GVHD is a complication of stem cell transplants
New drug shows promise of preventing GVHD for stem cell transplant patients – photo credit The Lancet

CANCER DIGEST – Dec. 8, 2024 – A new drug is showing promise of significantly reducing one of the most serious complications of stem cell transplants in results of an early clinical trial.


Researchers at Washington University School of Medicine in St. Louis published the early results online Nov. 22, 2024 in the journal Blood showing that the drug itacitinib drastically reduced graft-versus-host disease (GVHD) for stem cell transplant patients who do not have a fully matched donor.


Stem cell transplantation is the standard treatment of several types of blood cancers, including leukemias and lymphomas. Blood stem cells are the cells produced in the bone marrow that develop into all the different types of cells that make up the blood and immune system. The treatment involves eradicating a person’s diseased immune system and replacing it with stem cells from a healthy a donor.


One of the most difficult challenges of such transplants is the problem of GVHD, a complication in which the new donor immune system recognizes the patients tissues as "foreign" and attacks them. Severe GVHD can be fatal to the patient. To minimize that complication, doctors have sought to use donors whose immune cells most closely matched those of the patient. Unfortunately, finding identically matched donors is difficult. Using stem cells from the patient’s siblings or other close family members is the best option, but these donors are usually only half-matched.

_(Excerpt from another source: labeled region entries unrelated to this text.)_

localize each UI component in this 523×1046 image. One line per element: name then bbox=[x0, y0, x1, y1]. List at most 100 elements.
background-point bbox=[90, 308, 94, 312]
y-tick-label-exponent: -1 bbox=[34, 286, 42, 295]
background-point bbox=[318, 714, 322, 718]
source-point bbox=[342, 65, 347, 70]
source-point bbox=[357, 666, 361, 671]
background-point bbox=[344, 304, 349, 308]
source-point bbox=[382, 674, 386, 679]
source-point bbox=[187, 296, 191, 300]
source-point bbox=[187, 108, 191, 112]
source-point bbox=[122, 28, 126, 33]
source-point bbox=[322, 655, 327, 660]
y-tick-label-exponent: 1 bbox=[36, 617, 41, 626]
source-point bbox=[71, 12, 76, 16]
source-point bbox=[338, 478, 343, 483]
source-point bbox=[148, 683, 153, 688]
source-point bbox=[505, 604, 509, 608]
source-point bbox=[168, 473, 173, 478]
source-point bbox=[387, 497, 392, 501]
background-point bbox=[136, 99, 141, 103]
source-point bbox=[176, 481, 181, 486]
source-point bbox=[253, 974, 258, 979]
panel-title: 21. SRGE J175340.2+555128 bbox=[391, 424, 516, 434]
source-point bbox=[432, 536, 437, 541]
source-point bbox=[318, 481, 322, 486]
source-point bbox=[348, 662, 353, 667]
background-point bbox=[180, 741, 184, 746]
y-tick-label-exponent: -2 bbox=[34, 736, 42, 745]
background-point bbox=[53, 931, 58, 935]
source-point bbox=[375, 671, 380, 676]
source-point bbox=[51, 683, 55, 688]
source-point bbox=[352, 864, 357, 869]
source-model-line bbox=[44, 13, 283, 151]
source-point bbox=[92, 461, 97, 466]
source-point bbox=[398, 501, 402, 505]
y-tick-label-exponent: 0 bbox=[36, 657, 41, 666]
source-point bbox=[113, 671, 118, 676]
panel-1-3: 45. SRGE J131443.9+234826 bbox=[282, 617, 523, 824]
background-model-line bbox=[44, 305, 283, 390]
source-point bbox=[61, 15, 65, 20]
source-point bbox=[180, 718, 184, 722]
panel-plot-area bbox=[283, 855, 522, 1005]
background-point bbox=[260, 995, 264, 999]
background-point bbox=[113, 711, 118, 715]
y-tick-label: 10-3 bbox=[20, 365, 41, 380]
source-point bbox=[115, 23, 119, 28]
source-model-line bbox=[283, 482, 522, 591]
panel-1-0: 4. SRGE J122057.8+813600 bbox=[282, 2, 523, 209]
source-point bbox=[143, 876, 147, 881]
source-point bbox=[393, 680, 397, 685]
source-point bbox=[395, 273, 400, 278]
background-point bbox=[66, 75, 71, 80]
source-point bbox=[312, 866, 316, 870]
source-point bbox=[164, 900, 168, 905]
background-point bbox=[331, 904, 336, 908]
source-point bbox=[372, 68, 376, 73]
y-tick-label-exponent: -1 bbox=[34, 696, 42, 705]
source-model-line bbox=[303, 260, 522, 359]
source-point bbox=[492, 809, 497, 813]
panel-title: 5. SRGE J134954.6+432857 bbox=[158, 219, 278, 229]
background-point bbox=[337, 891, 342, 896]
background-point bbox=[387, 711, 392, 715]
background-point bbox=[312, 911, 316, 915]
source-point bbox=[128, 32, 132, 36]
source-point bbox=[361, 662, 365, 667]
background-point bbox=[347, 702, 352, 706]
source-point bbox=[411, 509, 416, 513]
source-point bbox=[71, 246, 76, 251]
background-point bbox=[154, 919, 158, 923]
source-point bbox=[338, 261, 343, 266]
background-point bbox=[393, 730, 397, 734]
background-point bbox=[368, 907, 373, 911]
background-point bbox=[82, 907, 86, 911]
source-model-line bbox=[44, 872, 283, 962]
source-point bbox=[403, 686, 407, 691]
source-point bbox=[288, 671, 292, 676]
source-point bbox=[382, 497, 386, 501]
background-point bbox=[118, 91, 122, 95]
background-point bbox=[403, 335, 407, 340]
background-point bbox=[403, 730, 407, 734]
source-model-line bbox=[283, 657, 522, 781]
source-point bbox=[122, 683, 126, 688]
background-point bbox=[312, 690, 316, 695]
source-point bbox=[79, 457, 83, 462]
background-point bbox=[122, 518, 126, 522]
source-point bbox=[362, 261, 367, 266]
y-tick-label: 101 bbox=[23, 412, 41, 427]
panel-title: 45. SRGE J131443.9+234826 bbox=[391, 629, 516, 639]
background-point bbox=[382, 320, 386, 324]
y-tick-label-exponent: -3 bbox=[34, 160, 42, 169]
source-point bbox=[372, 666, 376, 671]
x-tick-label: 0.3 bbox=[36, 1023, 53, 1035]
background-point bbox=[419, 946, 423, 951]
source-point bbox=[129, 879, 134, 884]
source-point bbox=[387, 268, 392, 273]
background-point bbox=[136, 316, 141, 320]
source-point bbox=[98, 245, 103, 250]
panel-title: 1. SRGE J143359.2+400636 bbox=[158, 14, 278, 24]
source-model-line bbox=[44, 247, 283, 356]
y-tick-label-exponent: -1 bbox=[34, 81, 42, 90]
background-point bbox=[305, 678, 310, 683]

Half-matched stem cell transplants are now common as treatments to reduce GVHD have improved to make the treatment safer and less arduous. The research into reducing GVHD has been the focus of a team led by John DiPersio, MD, PhD of the Siteman Cancer Center at Washington University.


The Phase I trial involved 42 patients diagnosed with acute myeloid leukemia, acute lymphoblastic leukemia or myelodysplastic syndrome at high risk of GVHD. All were treated with the new drug itacitinib before stem cell transplantation and four to six months after transplant. After six months, none of the 42 patients had developed severe GVHD. That compared to historical data showing a 10% to 15% rate of severe GVHD for such patients.


After one year, 89% of patients had experienced no chronic GVHD, and 80% survived, compared to a historical average of 60% to 80% overall survival.


“We saw no severe GvHD, and the rates of relapse were lower than expected in these high-risk patients," DiPersio said in a press release. "Low GvHD rates and low relapse resulted in very encouraging survival for the patients in this study. These early results are compelling, and we hope to conduct a bigger randomized controlled clinical trial to be able to evaluate efficacy.”


Itacitinib is one of a class of new drugs called JAK inhibitors used to reduce GVHD. Some of these drugs have already been FDA approved for treatment of GVHD after stem cell transplants. Itacitinib is the first such drug being tested to prevent GVHD.